Monday, May 01, 2006

Bank Holidays in England

Today, the 1st of May, is yet another UK Bank Holiday. If you're like me, a novice to British customs and eager to learn as much as one can about it, you'd wonder why they're called bank holidays at all. (Back home, for instance, they're simply called non-working holidays.)

So I googled it and came up with the following explanation from Take Our Word For It at http://www.takeourword.com/TOW135/page2.html. It says:

"What is a bank holiday?
The term started out referring to days when banks (in the U.K.) were closed so that bank employees could have a holiday. Before 1834, banks observed 33 days a year as bank holidays, and these were mostly saints' days and the typical church holidays like Christmas and Easter.
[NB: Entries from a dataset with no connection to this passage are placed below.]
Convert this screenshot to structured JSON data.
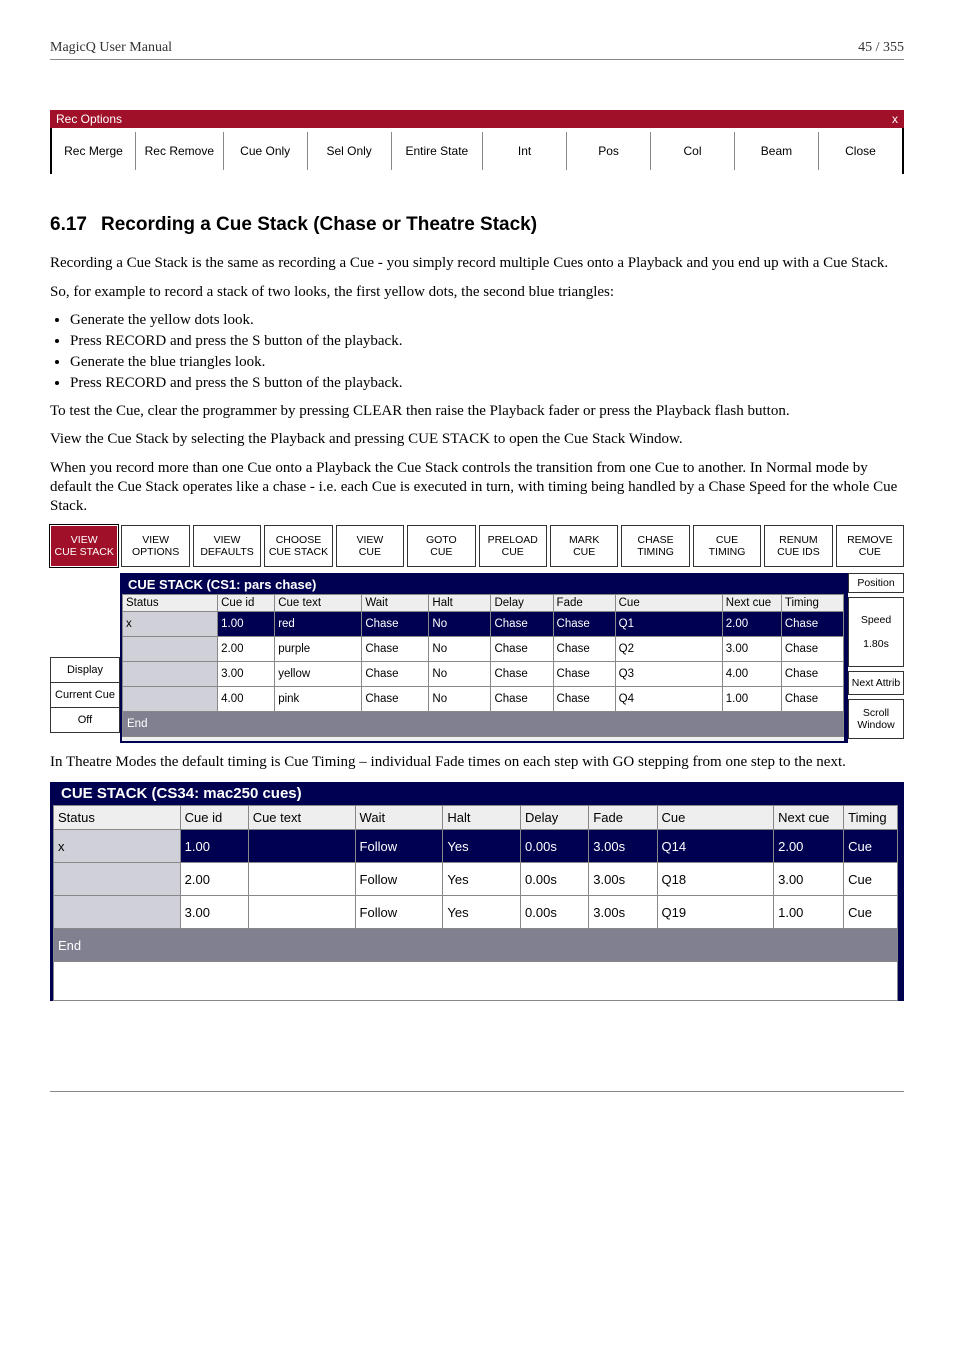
{
  "header": {
    "title": "MagicQ User Manual",
    "page": "45 / 355"
  },
  "rec_options": {
    "title": "Rec Options",
    "close_x": "x",
    "buttons": [
      "Rec Merge",
      "Rec Remove",
      "Cue Only",
      "Sel Only",
      "Entire State",
      "Int",
      "Pos",
      "Col",
      "Beam",
      "Close"
    ]
  },
  "section": {
    "number": "6.17",
    "title": "Recording a Cue Stack (Chase or Theatre Stack)"
  },
  "paragraphs": {
    "p1": "Recording a Cue Stack is the same as recording a Cue - you simply record multiple Cues onto a Playback and you end up with a Cue Stack.",
    "p2": "So, for example to record a stack of two looks, the first yellow dots, the second blue triangles:",
    "p3": "To test the Cue, clear the programmer by pressing CLEAR then raise the Playback fader or press the Playback flash button.",
    "p4": "View the Cue Stack by selecting the Playback and pressing CUE STACK to open the Cue Stack Window.",
    "p5": "When you record more than one Cue onto a Playback the Cue Stack controls the transition from one Cue to another. In Normal mode by default the Cue Stack operates like a chase - i.e. each Cue is executed in turn, with timing being handled by a Chase Speed for the whole Cue Stack.",
    "p6": "In Theatre Modes the default timing is Cue Timing – individual Fade times on each step with GO stepping from one step to the next."
  },
  "bullets": [
    "Generate the yellow dots look.",
    "Press RECORD and press the S button of the playback.",
    "Generate the blue triangles look.",
    "Press RECORD and press the S button of the playback."
  ],
  "softbuttons": [
    "VIEW\nCUE STACK",
    "VIEW\nOPTIONS",
    "VIEW\nDEFAULTS",
    "CHOOSE\nCUE STACK",
    "VIEW\nCUE",
    "GOTO\nCUE",
    "PRELOAD\nCUE",
    "MARK\nCUE",
    "CHASE\nTIMING",
    "CUE\nTIMING",
    "RENUM\nCUE IDS",
    "REMOVE\nCUE"
  ],
  "cs1": {
    "title": "CUE STACK (CS1: pars chase)",
    "headers": [
      "Status",
      "Cue id",
      "Cue text",
      "Wait",
      "Halt",
      "Delay",
      "Fade",
      "Cue",
      "Next cue",
      "Timing"
    ],
    "rows": [
      {
        "status": "x",
        "cueid": "1.00",
        "cuetext": "red",
        "wait": "Chase",
        "halt": "No",
        "delay": "Chase",
        "fade": "Chase",
        "cue": "Q1",
        "next": "2.00",
        "timing": "Chase",
        "sel": true
      },
      {
        "status": "",
        "cueid": "2.00",
        "cuetext": "purple",
        "wait": "Chase",
        "halt": "No",
        "delay": "Chase",
        "fade": "Chase",
        "cue": "Q2",
        "next": "3.00",
        "timing": "Chase",
        "sel": false
      },
      {
        "status": "",
        "cueid": "3.00",
        "cuetext": "yellow",
        "wait": "Chase",
        "halt": "No",
        "delay": "Chase",
        "fade": "Chase",
        "cue": "Q3",
        "next": "4.00",
        "timing": "Chase",
        "sel": false
      },
      {
        "status": "",
        "cueid": "4.00",
        "cuetext": "pink",
        "wait": "Chase",
        "halt": "No",
        "delay": "Chase",
        "fade": "Chase",
        "cue": "Q4",
        "next": "1.00",
        "timing": "Chase",
        "sel": false
      }
    ],
    "end": "End",
    "left_labels": [
      "Display",
      "Current Cue",
      "Off"
    ],
    "right_labels": [
      "Position",
      "Speed",
      "1.80s",
      "Next Attrib",
      "Scroll\nWindow"
    ]
  },
  "cs34": {
    "title": "CUE STACK (CS34: mac250 cues)",
    "headers": [
      "Status",
      "Cue id",
      "Cue text",
      "Wait",
      "Halt",
      "Delay",
      "Fade",
      "Cue",
      "Next cue",
      "Timing"
    ],
    "rows": [
      {
        "status": "x",
        "cueid": "1.00",
        "cuetext": "",
        "wait": "Follow",
        "halt": "Yes",
        "delay": "0.00s",
        "fade": "3.00s",
        "cue": "Q14",
        "next": "2.00",
        "timing": "Cue",
        "sel": true
      },
      {
        "status": "",
        "cueid": "2.00",
        "cuetext": "",
        "wait": "Follow",
        "halt": "Yes",
        "delay": "0.00s",
        "fade": "3.00s",
        "cue": "Q18",
        "next": "3.00",
        "timing": "Cue",
        "sel": false
      },
      {
        "status": "",
        "cueid": "3.00",
        "cuetext": "",
        "wait": "Follow",
        "halt": "Yes",
        "delay": "0.00s",
        "fade": "3.00s",
        "cue": "Q19",
        "next": "1.00",
        "timing": "Cue",
        "sel": false
      }
    ],
    "end": "End"
  }
}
In 1834, however, bank workers had most of those taken away such that the only holidays left were Good Friday, May 1st, November 1st, and Christmas Day. Yet, someone felt for the poor bank workers, so that in 1871, Sir John Lubbock's Act was passed, naming the following as bank holidays in England and Ireland: Easter Monday, Whit Monday, the first Monday in August, and Boxing Day (December 26). In Scotland they got New Year's Day, May Day, the first Monday in August, and Christmas Day. These holidays came to be appropriated by non-bank workers, but the term had already stuck. So, no matter for whom one works, one gets bank holidays."
I like the fact, though, that all UK bank holidays (there's one at the start of each season of the year, by the way) fall on a Monday, resulting in long weekends for family outings, tours, holidays, etc.

As for me, I like bank holiday Mondays because it's a compromise solution to a problem I've long grappled with: how to recover from weekends gracefully. Weekends are always so busy. I always ask why God didn't give us an extra day between Sunday and Monday so we could really rest and get ready for the new week. So bank holiday Mondays are a godsend, a welcome treat for me, because we get to have O with us for an extra day, and we can have an excuse to just hang out in the house and do absolutely nothing, all together as a happy, rested family. :)

And I like May, especially, because there's a bank holiday both at the start and at the end of the month!

Three cheers for bank holidays!!! Hip, hip, hooray!!!